From the Guidelines
For pediatric ear wax removal, manual removal by a competent healthcare professional using appropriate instrumentation and visualization is the recommended approach, as it allows for direct visualization of the external auditory canal and does not expose the ear to moisture. This method is often quicker and more effective than other methods, and it is particularly preferred in patients with abnormal otologic findings 1. The use of a handheld speculum or otoscope, a headlamp or head mirror, or the binocular microscope can provide adequate visualization, while instruments such as a metal or plastic curette loop or spoon, an alligator or cup forceps, or angulated suction tips can be used for removal 1.

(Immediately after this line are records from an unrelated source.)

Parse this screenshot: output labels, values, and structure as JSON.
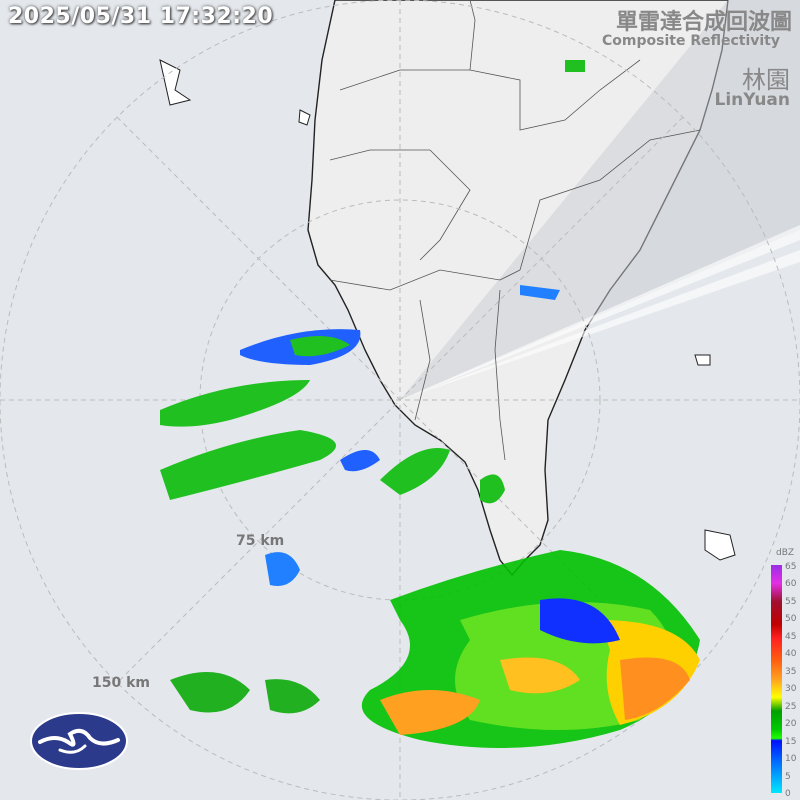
{
  "timestamp": "2025/05/31 17:32:20",
  "title_zh": "單雷達合成回波圖",
  "title_en": "Composite Reflectivity",
  "station_zh": "林園",
  "station_en": "LinYuan",
  "range_rings": [
    "75 km",
    "150 km"
  ],
  "legend": {
    "unit": "dBZ",
    "ticks": [
      "65",
      "60",
      "55",
      "50",
      "45",
      "40",
      "35",
      "30",
      "25",
      "20",
      "15",
      "10",
      "5",
      "0"
    ],
    "colors": {
      "low": "#00e8ff",
      "blue": "#0010ff",
      "green": "#00c800",
      "yellow": "#ffff00",
      "orange": "#ffa020",
      "red": "#ff2020",
      "darkred": "#a01030",
      "magenta": "#e32ee6",
      "purple": "#9a2ee6"
    }
  },
  "logo": {
    "name": "cwa-logo-icon",
    "color": "#2c3a8c"
  }
}
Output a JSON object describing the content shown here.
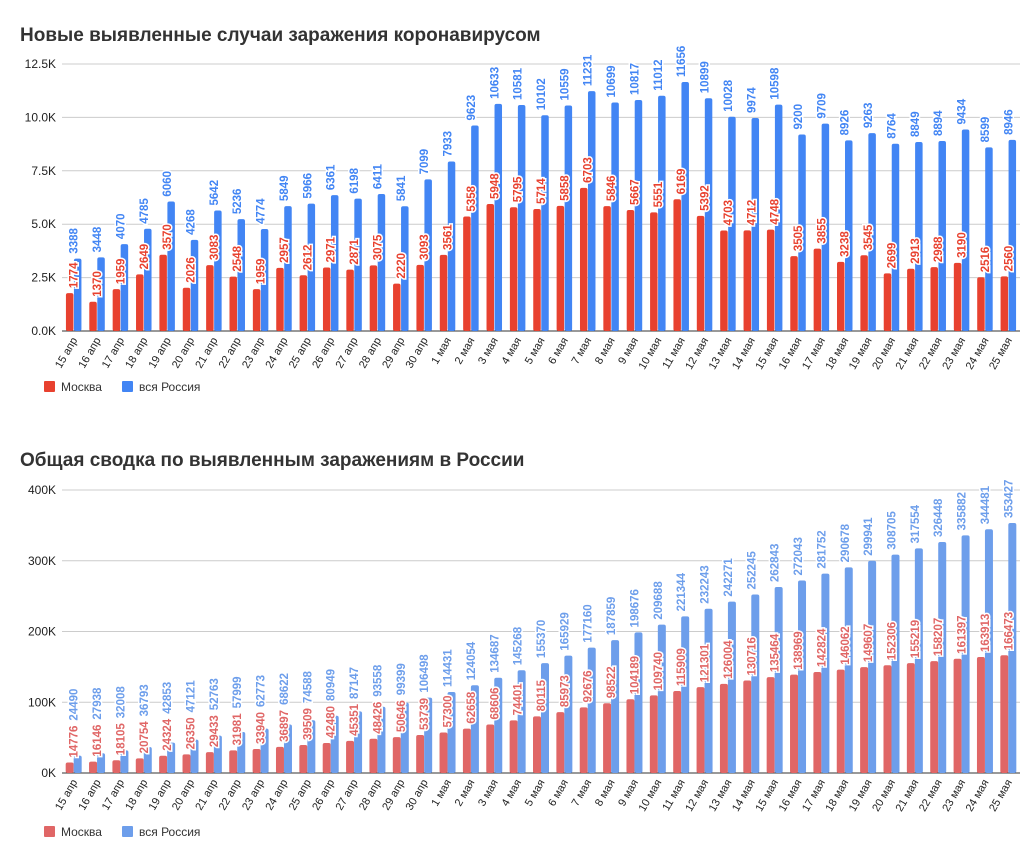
{
  "chart_data": [
    {
      "type": "bar",
      "title": "Новые выявленные случаи заражения коронавирусом",
      "categories": [
        "15 апр",
        "16 апр",
        "17 апр",
        "18 апр",
        "19 апр",
        "20 апр",
        "21 апр",
        "22 апр",
        "23 апр",
        "24 апр",
        "25 апр",
        "26 апр",
        "27 апр",
        "28 апр",
        "29 апр",
        "30 апр",
        "1 мая",
        "2 мая",
        "3 мая",
        "4 мая",
        "5 мая",
        "6 мая",
        "7 мая",
        "8 мая",
        "9 мая",
        "10 мая",
        "11 мая",
        "12 мая",
        "13 мая",
        "14 мая",
        "15 мая",
        "16 мая",
        "17 мая",
        "18 мая",
        "19 мая",
        "20 мая",
        "21 мая",
        "22 мая",
        "23 мая",
        "24 мая",
        "25 мая"
      ],
      "ylim": [
        0,
        12500
      ],
      "yticks": [
        0,
        2500,
        5000,
        7500,
        10000,
        12500
      ],
      "yticklabels": [
        "0.0K",
        "2.5K",
        "5.0K",
        "7.5K",
        "10.0K",
        "12.5K"
      ],
      "grid": true,
      "legend": "bottom-left",
      "series": [
        {
          "name": "Москва",
          "color": "#e8412f",
          "values": [
            1774,
            1370,
            1959,
            2649,
            3570,
            2026,
            3083,
            2548,
            1959,
            2957,
            2612,
            2971,
            2871,
            3075,
            2220,
            3093,
            3561,
            5358,
            5948,
            5795,
            5714,
            5858,
            6703,
            5846,
            5667,
            5551,
            6169,
            5392,
            4703,
            4712,
            4748,
            3505,
            3855,
            3238,
            3545,
            2699,
            2913,
            2988,
            3190,
            2516,
            2560
          ]
        },
        {
          "name": "вся Россия",
          "color": "#4285f4",
          "values": [
            3388,
            3448,
            4070,
            4785,
            6060,
            4268,
            5642,
            5236,
            4774,
            5849,
            5966,
            6361,
            6198,
            6411,
            5841,
            7099,
            7933,
            9623,
            10633,
            10581,
            10102,
            10559,
            11231,
            10699,
            10817,
            11012,
            11656,
            10899,
            10028,
            9974,
            10598,
            9200,
            9709,
            8926,
            9263,
            8764,
            8849,
            8894,
            9434,
            8599,
            8946
          ]
        }
      ]
    },
    {
      "type": "bar",
      "title": "Общая сводка по выявленным заражениям в России",
      "categories": [
        "15 апр",
        "16 апр",
        "17 апр",
        "18 апр",
        "19 апр",
        "20 апр",
        "21 апр",
        "22 апр",
        "23 апр",
        "24 апр",
        "25 апр",
        "26 апр",
        "27 апр",
        "28 апр",
        "29 апр",
        "30 апр",
        "1 мая",
        "2 мая",
        "3 мая",
        "4 мая",
        "5 мая",
        "6 мая",
        "7 мая",
        "8 мая",
        "9 мая",
        "10 мая",
        "11 мая",
        "12 мая",
        "13 мая",
        "14 мая",
        "15 мая",
        "16 мая",
        "17 мая",
        "18 мая",
        "19 мая",
        "20 мая",
        "21 мая",
        "22 мая",
        "23 мая",
        "24 мая",
        "25 мая"
      ],
      "ylim": [
        0,
        400000
      ],
      "yticks": [
        0,
        100000,
        200000,
        300000,
        400000
      ],
      "yticklabels": [
        "0K",
        "100K",
        "200K",
        "300K",
        "400K"
      ],
      "grid": true,
      "legend": "bottom-left",
      "series": [
        {
          "name": "Москва",
          "color": "#e06666",
          "values": [
            14776,
            16146,
            18105,
            20754,
            24324,
            26350,
            29433,
            31981,
            33940,
            36897,
            39509,
            42480,
            45351,
            48426,
            50646,
            53739,
            57300,
            62658,
            68606,
            74401,
            80115,
            85973,
            92676,
            98522,
            104189,
            109740,
            115909,
            121301,
            126004,
            130716,
            135464,
            138969,
            142824,
            146062,
            149607,
            152306,
            155219,
            158207,
            161397,
            163913,
            166473
          ]
        },
        {
          "name": "вся Россия",
          "color": "#6d9eeb",
          "values": [
            24490,
            27938,
            32008,
            36793,
            42853,
            47121,
            52763,
            57999,
            62773,
            68622,
            74588,
            80949,
            87147,
            93558,
            99399,
            106498,
            114431,
            124054,
            134687,
            145268,
            155370,
            165929,
            177160,
            187859,
            198676,
            209688,
            221344,
            232243,
            242271,
            252245,
            262843,
            272043,
            281752,
            290678,
            299941,
            308705,
            317554,
            326448,
            335882,
            344481,
            353427
          ]
        }
      ]
    }
  ]
}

When performing manual removal, it is essential to have adequate illumination, visualization, and competence in performing the procedure. The healthcare professional should also be able to assess when removal of the cerumen impaction is complete. In some cases, the use of cerumenolytic agents during the week prior to the office visit can reduce potential side effects of suction removal, such as pain or vertigo 1.
Some key points to consider when removing ear wax in pediatrics include:
- Using appropriate instrumentation and visualization to minimize the risk of complications
- Avoiding the use of cotton swabs, hairpins, or other objects that can push wax deeper or damage the ear canal or eardrum
- Considering the use of cerumenolytic agents to soften the wax and reduce the risk of side effects
- Being aware of the potential risks and benefits of different removal methods, including manual removal and irrigation
It is also important to note that ear wax is actually protective, containing antimicrobial properties that help prevent infection, so removal is only necessary when excessive buildup causes symptoms like hearing difficulty, discomfort, or interferes with ear examinations 1. If the child has ear tubes, ear pain, discharge, or if home remedies don't work after several days, it is recommended to consult a pediatrician for further evaluation and treatment.
From the FDA Drug Label
Directions FOR USE IN THE EAR ONLY. Adults and children over 12 years of age: Tilt head sideways and place 5 to 10 drops into ear Tip of applicator should not enter ear canal Keep drops in ear for several minutes by keeping head tilted or placing cotton in the ear Use twice daily for up to 4 days if needed, or as directed by a doctor Any wax remaining after treatment may be removed by gently flusing the ear with warm water, using a soft rubber bulb ear syringe Children under 12 years:consult a doctor
For children over 12 years, ear wax can be removed by:
- Tiltting the head sideways and placing 5 to 10 drops of hydrogen peroxide into the ear
- Keeping the drops in the ear for several minutes
- Using the drops twice daily for up to 4 days if needed
- Removing any remaining wax by gently flushing the ear with warm water using a soft rubber bulb ear syringe For children under 12 years, it is recommended to consult a doctor 2
From the Research
Removing Ear Wax in Pediatrics
- Ear wax, also known as cerumen, is a normal bodily secretion that can become a problem when it obstructs the ear canal 3.
- Symptoms attributed to wax, such as deafness and pain, are common reasons for patients to present to primary care with ear trouble 3.
- The use of ear drops is one method to encourage the removal of ear wax, with various types of liquids available, including oil-based and water-based compounds 3.
Types of Ear Drops
- Oil-based treatments, such as triethanolamine polypeptide and almond oil, have been used to remove ear wax 3.
- Water-based treatments, such as docusate sodium and carbamide peroxide, have also been used 3.
- A study found that sodium bicarbonate was an effective cerumenolytic, with a 10% solution being the most effective 4.
- Another study found that a mixture of glycerine, hydrogen peroxide, and sodium bicarbonate was effective in removing ear wax in children 5.
Efficacy of Ear Drops
- A study found that active treatment with ear drops resulted in a higher proportion of ears with complete clearance of ear wax compared to no treatment 3.
- However, there was no evidence to show that one type of active treatment was more effective than another 3.
- A network meta-analysis found that sodium bicarbonate and paradichlorobenzene were associated with significantly greater proportions of patients with wax clearance following syringing compared to normal saline 6.
Considerations for Pediatrics
- A study found that the use of a mixture of glycerine, hydrogen peroxide, and sodium bicarbonate eased pain for the patient and made the removal procedure more comfortable for the physician 5.
- The study also found that this mixture was effective in removing ear wax in children, with a high removal coefficient 5.
- It is essential to consider the safety and efficacy of ear drops in pediatric patients, as well as the potential for adverse effects, such as discomfort, irritation, or pain 3.